Mon attention a été attirée par un article du Guardian en ligne expliquant que la pornographie est bonne pour la société. Dedans, l'auteure (une femme) argumente en disant qu'il n'y a aucune preuve que la pornographie ait des effets délétères. J'ai laissé mes "deux cents" dans la section des commentaires pour ce que ça vaut, avec un peu d'appréhension (les défenseurs de la pornographie ont beau clamer être en faveur de la liberté d'expression, mais dans mon expérience ils ne reculent jamais pour dire à quelqu'un qui n'est pas d'accord avec eux de fermer sa grande gueule - prude ! conservateur ! bien-pensant ! vache frigide... bref vous m'aurez comprise). Je me prépare à un retour de bâton.

Que l'auteure, Anna Arrowsmith, une directrice de films porno, puisse être légèrement biaisée en faveur de la pornographie est difficile à contester. Qu'elle pose des affirmations radicales, comme des vérités, sur l'innocence de la pornographie, c'est un peu plus dur à avaler. Et en tant que survivante de la prostitution et de la pornographie, j'ai du avaler un bon paquet !

Evidemment, en lisant les commentaires, son point de vue est très populaire. Les hommes et les femmes qui jouissent en utilisant de la porno, sans trop réfléchir aux conséquences au-delà de leur orgasme, ne vont probablement remercier quelqu'un qui attire l'attention sur les dégâts que fait la pornographie. Mince, ça pourrait émousser les choses ou même les faire se sentir un peu mal, et la pornographie c'est fait pour se sentir bien après tout, non ? Rire un peu, jouir un bon coup, pas trop sérieux, tout va bien.

Comme si.

La pornographie fait des dégâts. C'est un fait. Dedans, les femmes sont des objets sexuels, un set d'orifices à acheter pour se branler puis à jeter. Les hommes qui s'y opposent sont vu comme "pas des vrais hommes", les femmes qui s'y opposent comme prudes ou jalouses.

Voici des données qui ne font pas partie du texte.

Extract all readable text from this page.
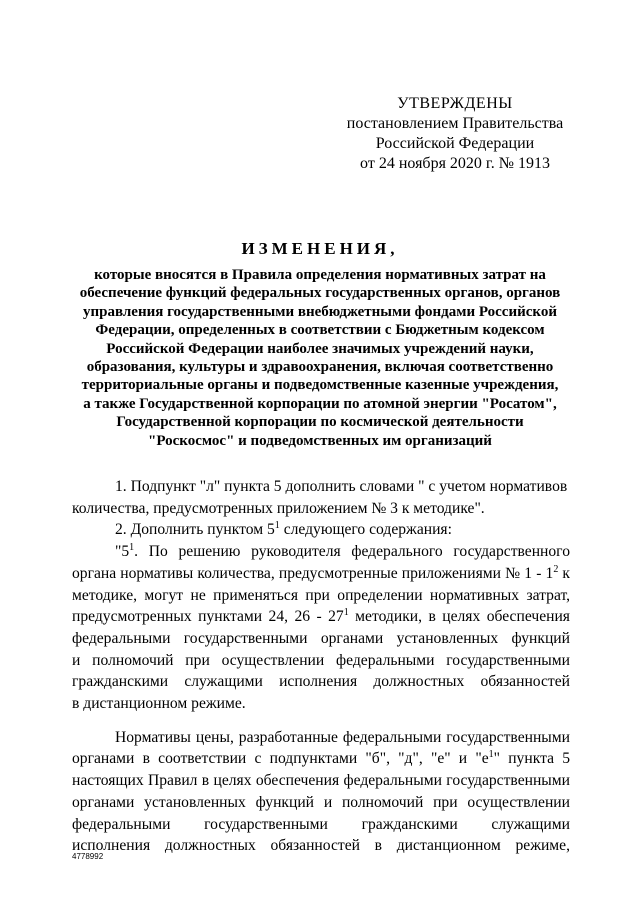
УТВЕРЖДЕНЫ
постановлением Правительства
Российской Федерации
от 24 ноября 2020 г. № 1913
ИЗМЕНЕНИЯ,
которые вносятся в Правила определения нормативных затрат на
обеспечение функций федеральных государственных органов, органов
управления государственными внебюджетными фондами Российской
Федерации, определенных в соответствии с Бюджетным кодексом
Российской Федерации наиболее значимых учреждений науки,
образования, культуры и здравоохранения, включая соответственно
территориальные органы и подведомственные казенные учреждения,
а также Государственной корпорации по атомной энергии "Росатом",
Государственной корпорации по космической деятельности
"Роскосмос" и подведомственных им организаций
1. Подпункт "л" пункта 5 дополнить словами " с учетом нормативов
количества, предусмотренных приложением № 3 к методике".
2. Дополнить пунктом $5^1$ следующего содержания:
"$5^1$. По решению руководителя федерального государственного
органа нормативы количества, предусмотренные приложениями № $1 - 1^2$ к
методике, могут не применяться при определении нормативных затрат,
предусмотренных пунктами 24, $26 - 27^1$ методики, в целях обеспечения
федеральными государственными органами установленных функций
и полномочий при осуществлении федеральными государственными
гражданскими служащими исполнения должностных обязанностей
в дистанционном режиме.
Нормативы цены, разработанные федеральными государственными
органами в соответствии с подпунктами "б", "д", "е" и "$е^1$" пункта 5
настоящих Правил в целях обеспечения федеральными государственными
органами установленных функций и полномочий при осуществлении
федеральными государственными гражданскими служащими
исполнения должностных обязанностей в дистанционном режиме,
4778992
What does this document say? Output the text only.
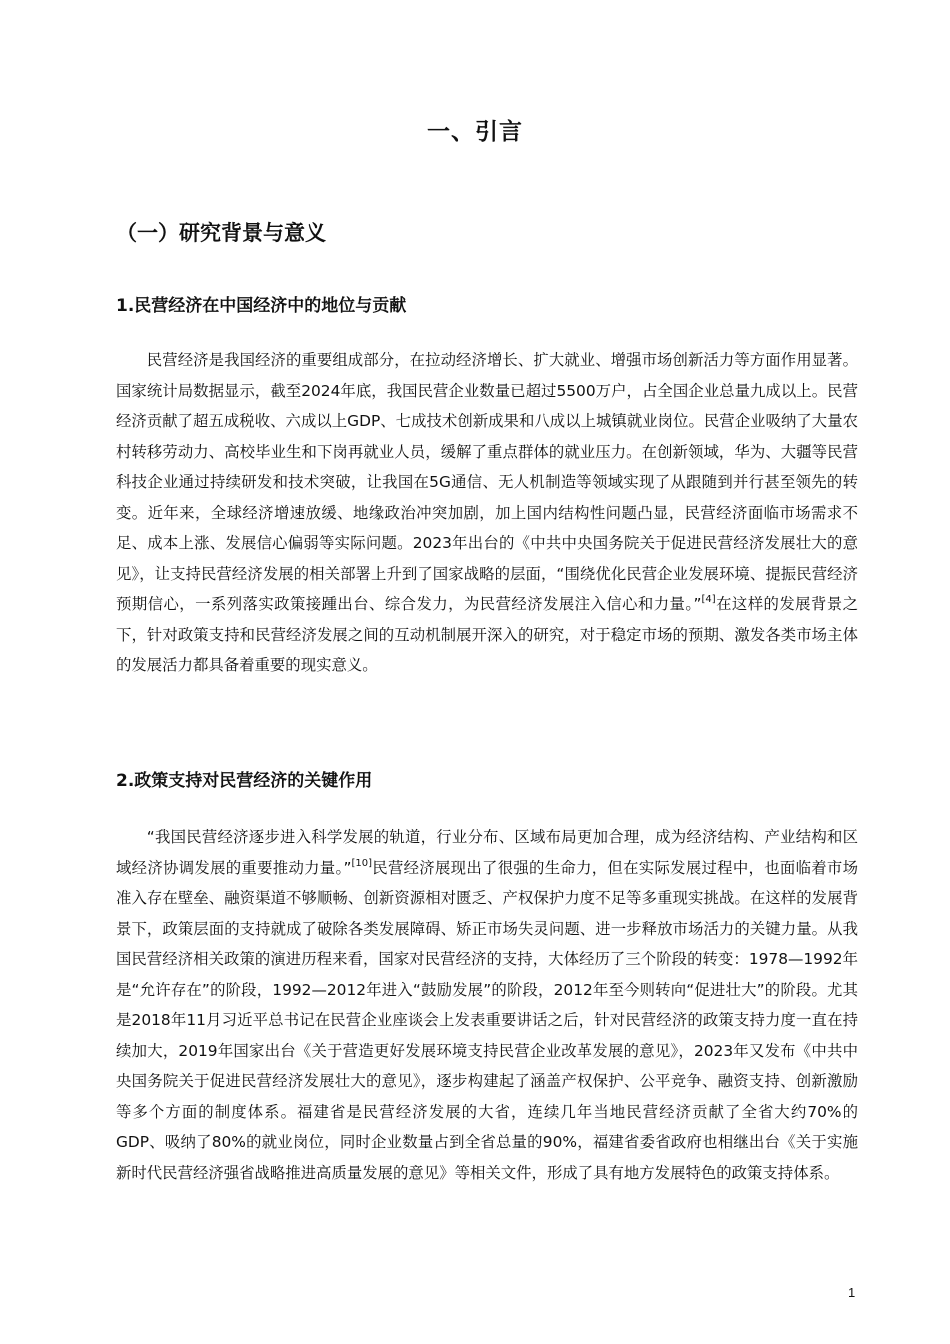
一、引言
（一）研究背景与意义
1.民营经济在中国经济中的地位与贡献

民营经济是我国经济的重要组成部分，在拉动经济增长、扩大就业、增强市场创新活力等方面作用显著。国家统计局数据显示，截至2024年底，我国民营企业数量已超过5500万户，占全国企业总量九成以上。民营经济贡献了超五成税收、六成以上GDP、七成技术创新成果和八成以上城镇就业岗位。民营企业吸纳了大量农村转移劳动力、高校毕业生和下岗再就业人员，缓解了重点群体的就业压力。在创新领域，华为、大疆等民营科技企业通过持续研发和技术突破，让我国在5G通信、无人机制造等领域实现了从跟随到并行甚至领先的转变。近年来，全球经济增速放缓、地缘政治冲突加剧，加上国内结构性问题凸显，民营经济面临市场需求不足、成本上涨、发展信心偏弱等实际问题。2023年出台的《中共中央国务院关于促进民营经济发展壮大的意见》，让支持民营经济发展的相关部署上升到了国家战略的层面，“围绕优化民营企业发展环境、提振民营经济预期信心，一系列落实政策接踵出台、综合发力，为民营经济发展注入信心和力量。”[4]在这样的发展背景之下，针对政策支持和民营经济发展之间的互动机制展开深入的研究，对于稳定市场的预期、激发各类市场主体的发展活力都具备着重要的现实意义。

2.政策支持对民营经济的关键作用

“我国民营经济逐步进入科学发展的轨道，行业分布、区域布局更加合理，成为经济结构、产业结构和区域经济协调发展的重要推动力量。”[10]民营经济展现出了很强的生命力，但在实际发展过程中，也面临着市场准入存在壁垒、融资渠道不够顺畅、创新资源相对匮乏、产权保护力度不足等多重现实挑战。在这样的发展背景下，政策层面的支持就成了破除各类发展障碍、矫正市场失灵问题、进一步释放市场活力的关键力量。从我国民营经济相关政策的演进历程来看，国家对民营经济的支持，大体经历了三个阶段的转变：1978—1992年是“允许存在”的阶段，1992—2012年进入“鼓励发展”的阶段，2012年至今则转向“促进壮大”的阶段。尤其是2018年11月习近平总书记在民营企业座谈会上发表重要讲话之后，针对民营经济的政策支持力度一直在持续加大，2019年国家出台《关于营造更好发展环境支持民营企业改革发展的意见》，2023年又发布《中共中央国务院关于促进民营经济发展壮大的意见》，逐步构建起了涵盖产权保护、公平竞争、融资支持、创新激励等多个方面的制度体系。福建省是民营经济发展的大省，连续几年当地民营经济贡献了全省大约70%的GDP、吸纳了80%的就业岗位，同时企业数量占到全省总量的90%，福建省委省政府也相继出台《关于实施新时代民营经济强省战略推进高质量发展的意见》等相关文件，形成了具有地方发展特色的政策支持体系。

1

Ou anti-sexe. Dieu, ça me fait rire, ouais, évidemment, je suis contre la vente et la maltraitance de femmes pour faire des tonnes de fric pour une industrie qui les jette ensuite avec leurs problèmes de santé mentale et physique, donc je dois être une ennemie de l'empowerment sexuel et du sexe.

!!!

Les arguments mis en avant par l'industrie du sexe sont clairsemés et maigrichons, quand ils sont vus pour ce qu'ils sont. Une fois qu'on écarte la peur d'être insultés pour ne pas avoir supporté une industrie qui détruit les femmes, on peut commencer à parler. Mais plus que ça, on peut désigner quelques faits qui sont difficiles à contredire, contrairement aux doux rêves d'Anna Arrowsmith. L'argument mis en avant par l'industrie n'est que du vent, un énorme ventilateur là pour protéger un maximum de profit pour les business men derrière elle. L'industrie du sexe n'a aucune envie de promouvoir une vision saine et variée de la sexualité, elle a envie d'argent ! Elle est menée par le profit. Les proxénètes ne s'intéressent pas aux corps des femmes, ils s'intéressent aux nouveaux marchés de niche, toujours plus extrêmes. Double pénétration ? Double anale ? Fisting ? Tout ça fait mal. Mais ça fait surtout de l'argent, ça repousse les limites, ça a une longueur d'avance. La pornographie ce n'est pas la liberté d'expression : depuis quand un vagin ou un anus a une voix ? C'est l'exact opposé, un bâillon sur les voix des femmes qu'elle utilise et qu'elle fait souffrir. Elles ne peuvent pas dire : ça fait mal ! Elles doivent dire : j'aime ça, j'ai choisi d'être là, c'est si bon, baise moi plus fort, ou alors elles ne sont pas payées ou elles sont frappées par les proxénètes invisibles cachés dans la pornographie de l'autre côté de la lentille.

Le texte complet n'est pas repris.